James McGreevey
James McGreevey Credit: Magnolia Pictures

The Reader‘s J.R. Jones sparked a lively discussion two weeks ago with his review of Outrage, a new documentary about closeted pols with antigay agendas. I weighed in myself, not letting the fact I hadn’t seen the movie stop me. Then I headed over to the Music Box with my wife to see the film.

As I was drawn into it I began to wonder if it had knowingly been constructed around the principle of the unreliable narrator. So let me propose that Kirby Dick accomplished what he set out to do—and that was to make a film more subtle and complex than it seems. Right in the middle of his movie is the moment when somebody (forgive me for not recalling who) recounts—with some glee—outing an up-and-coming young Fox newsman. This wasn’t a public official whose voting record punished gay Americans. He was just a pretty face on TV working for the wrong network. The vulgarity of that moment washed forward and backward and called more than itself into question. I’m willing to believe it wasn’t there by accident.

In other words, Outrage presents a case for outing that it isn’t totally committed to. Before seeing the movie I was uneasy about two arguments for outing that I’d seen Jones’s critics make. To my discomfort, the first was introduced right at the top of the film.
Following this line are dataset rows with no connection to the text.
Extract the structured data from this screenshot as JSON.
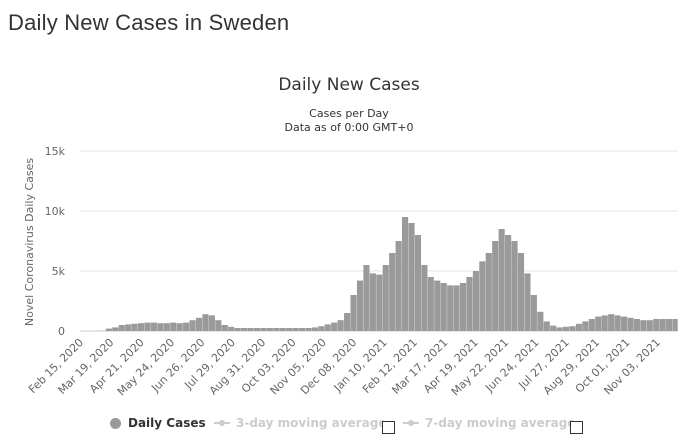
{
  "page": {
    "title": "Daily New Cases in Sweden"
  },
  "colors": {
    "bars": "#9a9a9a",
    "grid": "#e6e6e6",
    "text": "#333333",
    "axis_text": "#666666",
    "inactive": "#cccccc"
  },
  "chart_data": {
    "type": "bar",
    "title": "Daily New Cases",
    "subtitle_line1": "Cases per Day",
    "subtitle_line2": "Data as of 0:00 GMT+0",
    "ylabel": "Novel Coronavirus Daily Cases",
    "xlabel": "",
    "ylim": [
      0,
      15000
    ],
    "y_ticks": [
      0,
      5000,
      10000,
      15000
    ],
    "y_tick_labels": [
      "0",
      "5k",
      "10k",
      "15k"
    ],
    "x_range": [
      "2020-02-15",
      "2021-11-26"
    ],
    "x_ticks": [
      "2020-02-15",
      "2020-03-19",
      "2020-04-21",
      "2020-05-24",
      "2020-06-26",
      "2020-07-29",
      "2020-08-31",
      "2020-10-03",
      "2020-11-05",
      "2020-12-08",
      "2021-01-10",
      "2021-02-12",
      "2021-03-17",
      "2021-04-19",
      "2021-05-22",
      "2021-06-24",
      "2021-07-27",
      "2021-08-29",
      "2021-10-01",
      "2021-11-03"
    ],
    "x_tick_labels": [
      "Feb 15, 2020",
      "Mar 19, 2020",
      "Apr 21, 2020",
      "May 24, 2020",
      "Jun 26, 2020",
      "Jul 29, 2020",
      "Aug 31, 2020",
      "Oct 03, 2020",
      "Nov 05, 2020",
      "Dec 08, 2020",
      "Jan 10, 2021",
      "Feb 12, 2021",
      "Mar 17, 2021",
      "Apr 19, 2021",
      "May 22, 2021",
      "Jun 24, 2021",
      "Jul 27, 2021",
      "Aug 29, 2021",
      "Oct 01, 2021",
      "Nov 03, 2021"
    ],
    "grid": true,
    "legend_position": "bottom",
    "series": [
      {
        "name": "Daily Cases",
        "weekly_start": "2020-02-15",
        "weekly_values": [
          0,
          0,
          0,
          10,
          200,
          300,
          500,
          550,
          600,
          650,
          700,
          700,
          650,
          650,
          700,
          650,
          700,
          900,
          1100,
          1400,
          1300,
          900,
          500,
          350,
          250,
          250,
          250,
          250,
          250,
          250,
          250,
          250,
          250,
          250,
          250,
          250,
          300,
          400,
          550,
          700,
          900,
          1500,
          3000,
          4200,
          5500,
          4800,
          4700,
          5500,
          6500,
          7500,
          9500,
          9000,
          8000,
          5500,
          4500,
          4200,
          4000,
          3800,
          3800,
          4000,
          4500,
          5000,
          5800,
          6500,
          7500,
          8500,
          8000,
          7500,
          6500,
          4800,
          3000,
          1600,
          800,
          450,
          300,
          350,
          400,
          600,
          800,
          1000,
          1200,
          1300,
          1400,
          1300,
          1200,
          1100,
          1000,
          900,
          900,
          1000,
          1000,
          1000,
          1000,
          1000,
          1100,
          1300,
          2200
        ]
      },
      {
        "name": "3-day moving average",
        "visible": false
      },
      {
        "name": "7-day moving average",
        "visible": false
      }
    ]
  },
  "legend": {
    "daily_cases": "Daily Cases",
    "avg3": "3-day moving average",
    "avg7": "7-day moving average"
  }
}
In any context “It’s for their own good” is a pernicious justification, and this context is no exception. But it exists in Outrage as a sentiment that Dick doesn’t endorse. As impressive as former New Jersey governor James McGreevey and former Arizona congressman Jim Kolbe are when they talk about the blessings of coming out of the closet and leading honest lives, I didn’t see them urging the filmmakers to force other closeted politicians to enjoy the same blessings. Imagine a scene in which Kolbe, after saying he felt 40 years younger after he came out, is asked to name other gay congressmen. Kolbe would probably have refused to cooperate, and the moment would have thrown an interesting light across the movie. Dick doesn’t give us that moment, but I think such a light flickers regardless, if dimly.

The other argument for outing that the movie offers is that closeted public figures have it coming because they’re hypocrites. The movie denounces hypocrisy, but it’s clear Dick knows the issue’s not that simple. Consider the language playwright Tony Kushner put in Roy Cohn’s mouth in Angels in America, which Dick puts in his movie: “Roy Cohn is not a homosexual man. Roy Cohn is a heterosexual man who fucks around with guys. . . . Homosexuals are men who in 15 years of trying cannot get a pissant antidiscrimination bill through City Council. Homosexuals are men who know nobody and who nobody knows. Who have zero clout. Does this sound like me?”

That’s not hypocrisy; it’s denial. And the impression left by so many of the allegedly closeted officials on display—and by McGreevey and Kolbe in their reflections—is less of mendacity than of torment. Is it simply hypocritical to tell yourself that although you’ve succumbed to something so shameful you cannot speak its name, you will gallantly oppose it in every way you can, including with your votes? Yes, to someone punished by those votes “hypocrisy” is a word that will quickly come to mind. But it doesn’t begin to completely describe the psychological processes at work and Dick knows it.

The ethics of outing seem clearest when Outrage simply puts a face on a screen and says this person relentlessly voted no, no, no, no, and again no to bills written to improve the lives of gays. (When the film said one congressman had supported gay rights legislation only 28 percent of the time, I wondered what that 28 percent consisted of—the number seemed surprisingly high to me.) Politics ain’t beanball, and if your opponent won’t give you a break you try to take him out. That I get. But don’t tell me you’re taking him out for his own sake, or because he’s a hypocrite and blessed are the truth tellers. No one trusts people whose justification for what they do boils down to their being more virtuous than their enemies—and to the extent that Outrage frames outers as people like that it’s undermining them.

There’s a slippery feel to the movie: the way it bounces around among the various pols it outs makes it hard to keep track of the evidence against each of them. The movie ends on an ominous note—showing Governor Charles Crist newly married and more dangerous than ever—but I walked out of the theater trying to remember why I was supposed to be so sure Crist was gay in the first place. My wife scratched her head and suggested, “Remember what that woman he dated said—’Ask me in ten years.'” That’s what I remembered too, and it won’t do. Crist’s history of bachelorhood, the persistent rumors, his supposedly telltale style of batting away questions—it’s evidence that won’t cut it in court. But that’s the case against Crist the movie offers.

Yet for all that, I felt justice had been done to its bleak and tangled subject. Without going so far as to actually debate outing it had recognized that outers are playing with fire, and it didn’t demand that we admire them. As they asserted, “Everybody knows,” compelling me to respond, “But that’s not evidence!” the film made homosexuality in Washington a secret so dark it felt to me like a crime. I walked out more troubled and angry than anything else—and not at Outrage, despite my issues with it.